The labyrinthine mire that is Twitch’s streamer revenue-sharing system is getting both a little more streamlined and more convoluted in equal measure.
In the latest round of Twitch switching up its payment model, the Amazon-owned streaming platform will allow even more lower-tier streamers can claim a piece of the pie. Still, it remains unclear whether creators can expect to make more or less money from subscriptions as time goes on when they’re not making as much from Amazon Prime Gaming subscription tokens.
Twitch CEO Dan Clancy wrote in a blog post Wednesday the company was trying to “streamline” its payment structure to be more “transparent” and “sustainable” long-term. It sounds ominous, though it does mean there will be far more streamers able to make some amount of money for their efforts. Starting in May, Twitch is opening its revenue-sharing Partner Plus program to Affiliates as well as Partners. Affiliates are streamers who have managed to reach 50 followers and stream for eight hours on seven different days, whereas Partners need to amass 1,000 followers and do 25 hours of broadcasting on 12 unique streams in a month’s time.
To mark the change, the revenue sharing scheme is now simply being called the “Plus Program.” This will open up some more revenue-sharing options to hundreds of thousands more streamers who can’t claim anywhere near enough fame as other top channels, though they can’t expect to make much moolah off a handful of subscriptions. Those affiliates are limited to a 60% share of paid and gift subscriptions to their channel, compared to the 70 / 30 split of partners.
Twitch previously introduced a $100,000 cap on who would get the fabled 70 / 30 revenue-sharing split from subscriptions. Clancy wrote that streamers claimed the cap “limited the earnings and growth opportunities for impacted streamers and served as a disincentive.”
Starting immediately, there’s no longer a $100,000 cap in order to savor the 70% share. There’s still a minimum threshold streamers need to hit to access that better revenue share, but the required number of “Plus Points”—which they receive from recurring paid subs each months—is being reduced from 350 to 300. Additionally, any streamer who can maintain 100 Plus Points for three months in a row can access the 60 / 40 split on paid and gift subs.
That’s all well and good, though there are a few ways that Twitch will also restrict revenue for major streamers or at least those who made some of their dough from Amazon Prime members. Twitch maintains a program granting monthly subscription tokens to Prime members. Until now, those tokens would count just like any other sub for the purpose of payouts. That’s changing by June 3 this year.
Instead of getting paid as a percentage from those subs, streamers will instead receive a fixed rate payment for every time a viewer uses a token to subscribe. It depends on the country and how much a streamer gets paid. For places like Canada and the U.S., the fixed payment is $2.25. For the UK, it’s $1.80, and in countries like Russia, a sub is worth just $0.40.

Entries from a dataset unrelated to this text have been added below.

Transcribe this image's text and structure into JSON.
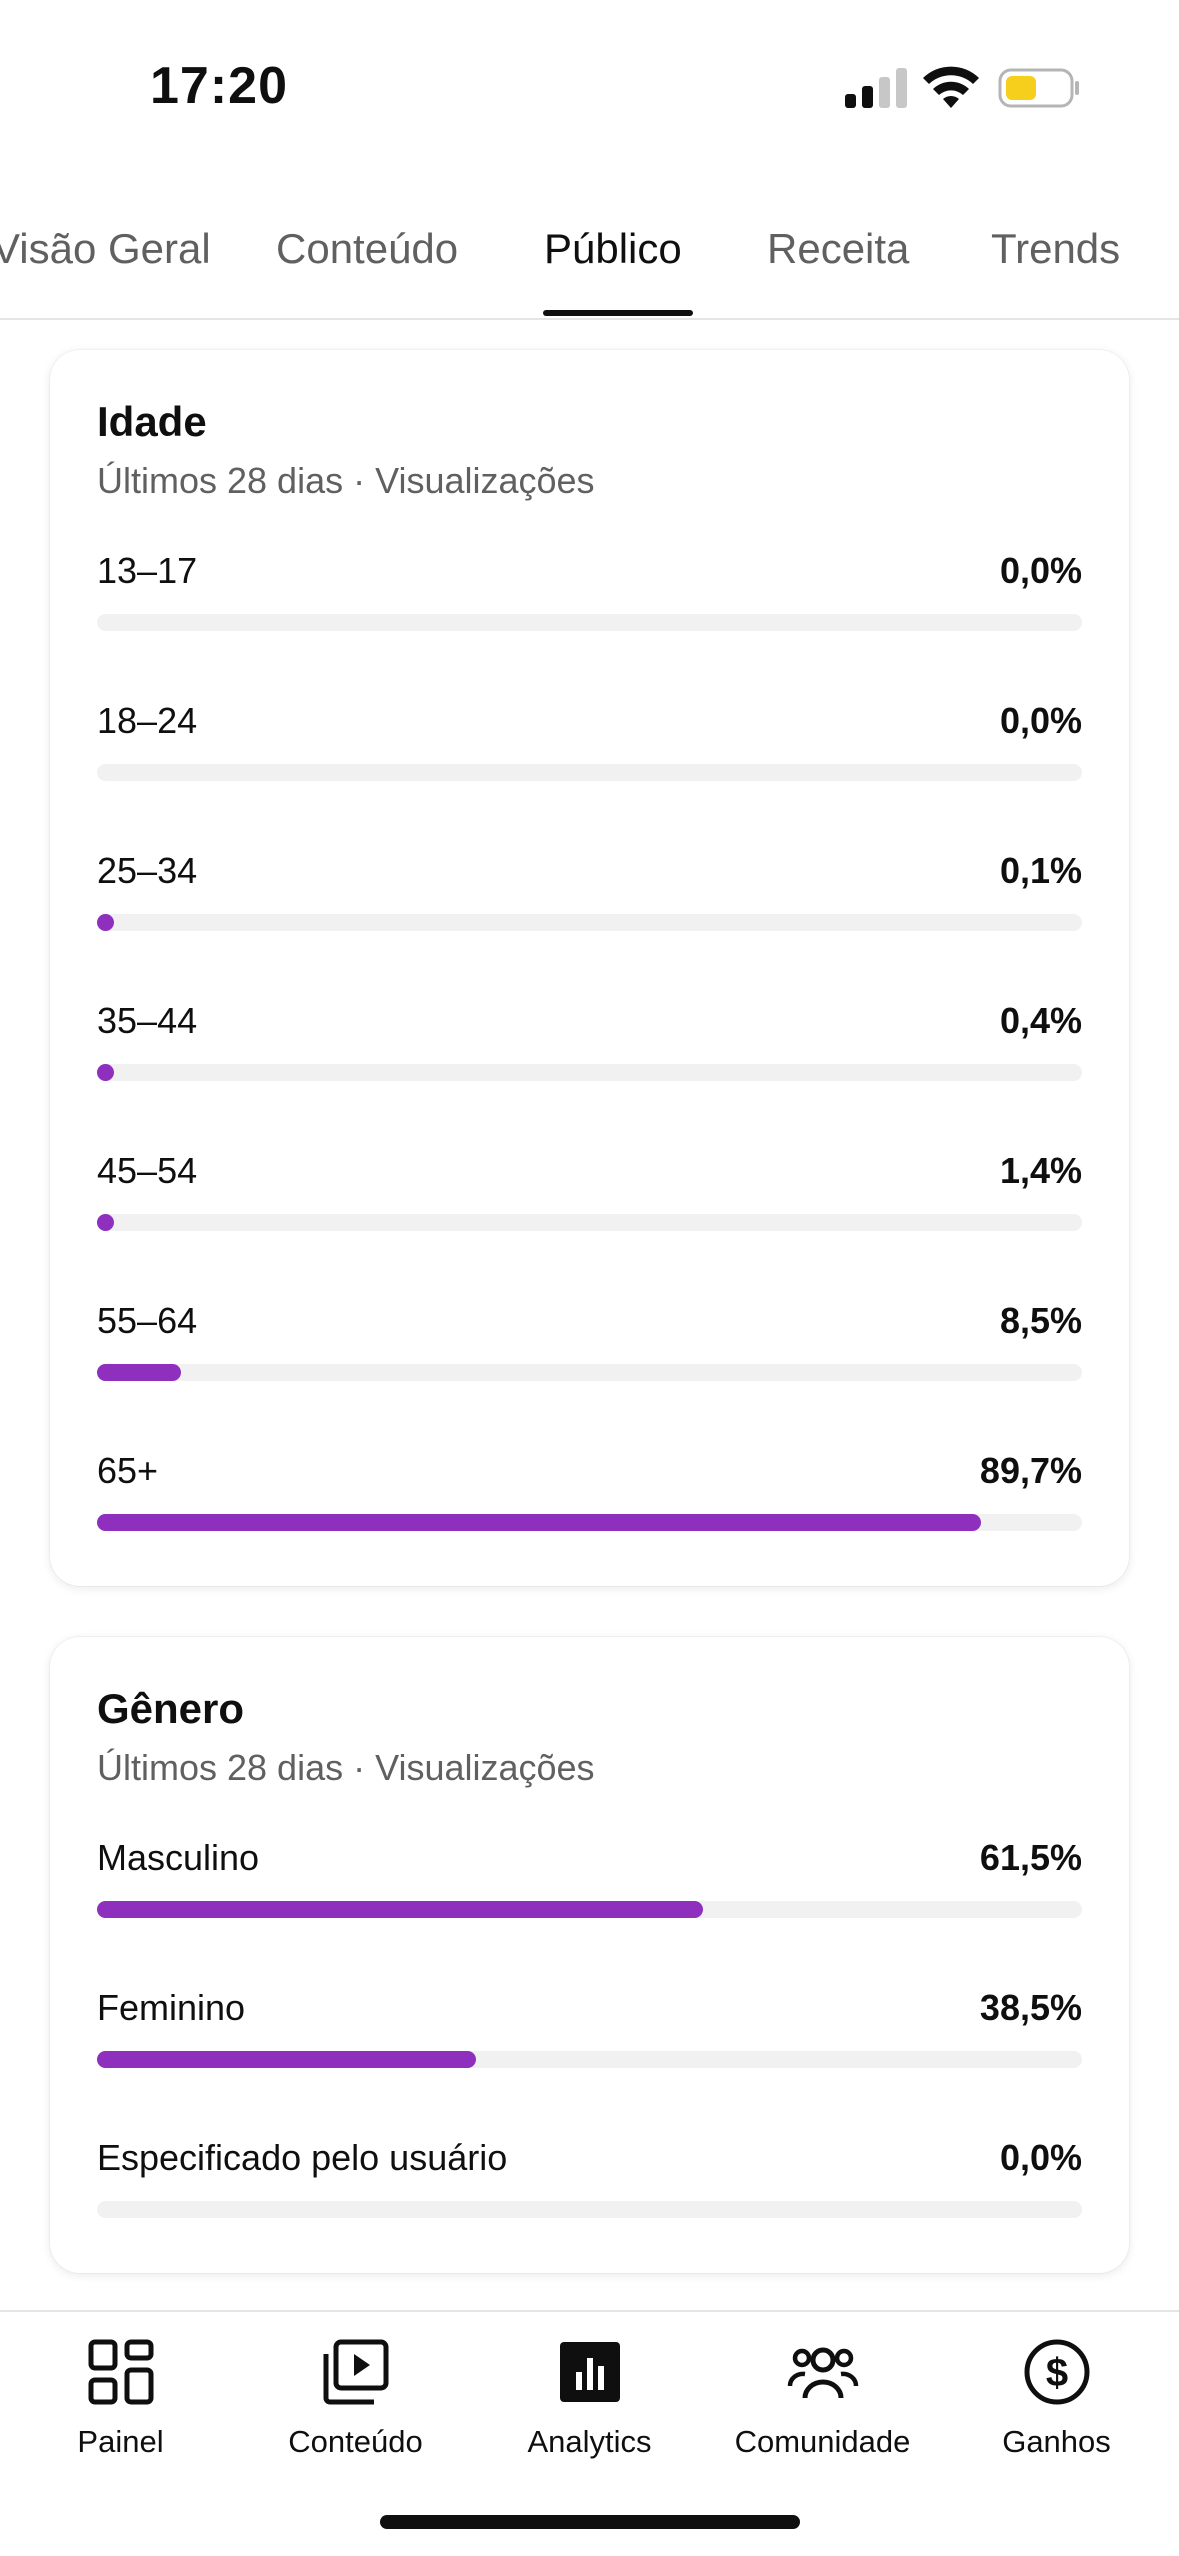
{
  "status_bar": {
    "time": "17:20",
    "icons": [
      "signal-icon",
      "wifi-icon",
      "battery-icon"
    ],
    "battery_color": "#f5cf1b"
  },
  "tabs": [
    {
      "label": "Visão Geral",
      "active": false
    },
    {
      "label": "Conteúdo",
      "active": false
    },
    {
      "label": "Público",
      "active": true
    },
    {
      "label": "Receita",
      "active": false
    },
    {
      "label": "Trends",
      "active": false
    }
  ],
  "colors": {
    "accent": "#8e2fbd",
    "track": "#f1f1f1",
    "text_primary": "#0f0f0f",
    "text_secondary": "#606060"
  },
  "age_card": {
    "title": "Idade",
    "subtitle": "Últimos 28 dias · Visualizações",
    "rows": [
      {
        "label": "13–17",
        "value": "0,0%",
        "percent": 0.0
      },
      {
        "label": "18–24",
        "value": "0,0%",
        "percent": 0.0
      },
      {
        "label": "25–34",
        "value": "0,1%",
        "percent": 0.1
      },
      {
        "label": "35–44",
        "value": "0,4%",
        "percent": 0.4
      },
      {
        "label": "45–54",
        "value": "1,4%",
        "percent": 1.4
      },
      {
        "label": "55–64",
        "value": "8,5%",
        "percent": 8.5
      },
      {
        "label": "65+",
        "value": "89,7%",
        "percent": 89.7
      }
    ]
  },
  "gender_card": {
    "title": "Gênero",
    "subtitle": "Últimos 28 dias · Visualizações",
    "rows": [
      {
        "label": "Masculino",
        "value": "61,5%",
        "percent": 61.5
      },
      {
        "label": "Feminino",
        "value": "38,5%",
        "percent": 38.5
      },
      {
        "label": "Especificado pelo usuário",
        "value": "0,0%",
        "percent": 0.0
      }
    ]
  },
  "bottom_nav": [
    {
      "label": "Painel",
      "icon": "dashboard-icon"
    },
    {
      "label": "Conteúdo",
      "icon": "content-icon"
    },
    {
      "label": "Analytics",
      "icon": "analytics-icon",
      "active": true
    },
    {
      "label": "Comunidade",
      "icon": "community-icon"
    },
    {
      "label": "Ganhos",
      "icon": "earnings-icon"
    }
  ]
}
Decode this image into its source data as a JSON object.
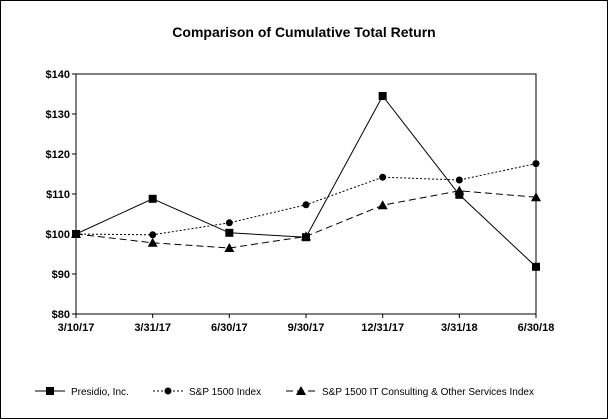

Clancy emphasized this shouldn’t make a big impact on most streamers, adding that this change will only result in a 5% decrease for these subscribers who use their Prime Gaming sub tokens. Still, creators on Twitch will have to wait and see whether any of the changes to the model offset any lost revenue.
“For some of these streamers, eliminating the $100K cap will offset this impact, but this will not be true for all streamers,” the Twitch CEO wrote.
Twitch has been under the gun as of late, especially as the company now has half the number of workers it did a year ago. The company laid off a full 35% of its global staff earlier in the month, which was around 500 employees. The company had already dropped 400 employees back in March last year, shortly after Clancy took on his position as CEO. These changes to revenue sharing don’t seem to be an example of Twitch clawing back all that much money as it enters into what may be a tough 2022. We’ll have to see how else the streamer expects to make more money from its convoluted business model.